Obama surely does not look weak now, with his signature achievement surviving against what looked to be great odds that at least the Obamacare mandate would fall. If Obama would have looked weak in defeat, he looks powerful in victory. And the Supreme Court’s declaring Obamacare constitutional follows by two weeks Obama's likely unconstitutional but politically cleaver decision to decree the Dream Act into law by executive order, a move extremely popular with America’s large Hispanic minority.
The Obama team and their national elite allies are dedicated, bright, and formidable. As we have repeatedly suggested, a cornered animal fights most fiercely. Obama’s illegal Dream Act executive order will survive through election day—and that’s all that counts.
The Supreme Court’s surprise holding of Obamacare as constitutional, entirely the result of Chief Justice John Roberts voting with the Court’s liberal minority, owes a great deal, I believe, to the legacy media's softening-up of Roberts with story after story saying a 5-4 conservative vote to overturn Obamacare would solidify the “public’s” (read “liberal elite’s”) image of the Roberts Court as highly partisan, hard-right. Reading the stories, Roberts buckled.

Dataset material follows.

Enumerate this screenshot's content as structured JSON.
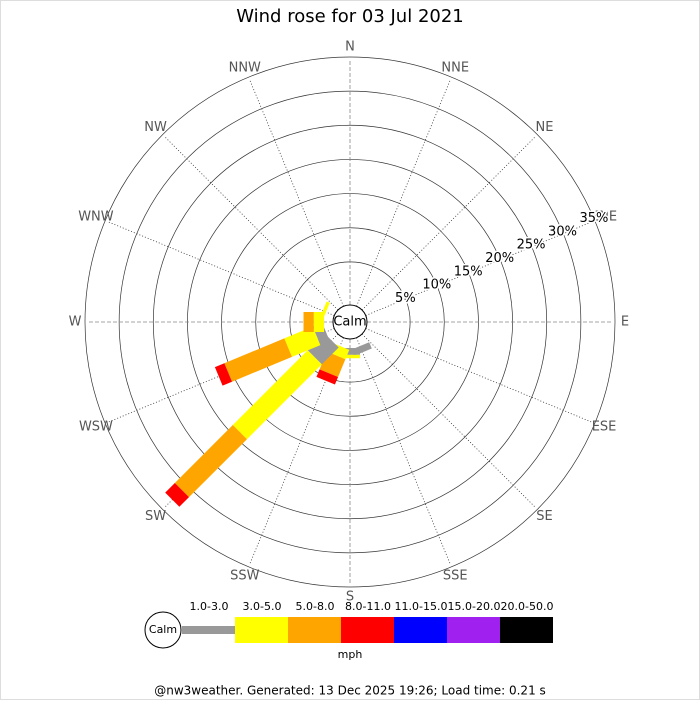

Conservatives are finding silver linings in the ruling, including George Will (liberals denied future use of constitution's Commerce Clause; forced to defend tax increase on middle class) and Sean Trende of “RealClearPolitics” (Court's Medicaid ruling limits federal power over states; Roberts undercuts liberal critique of Court, thereby enhancing its long-term independence). Will and Trende make good points. I guess they have to.
In the end, Obama really turned around a negative June.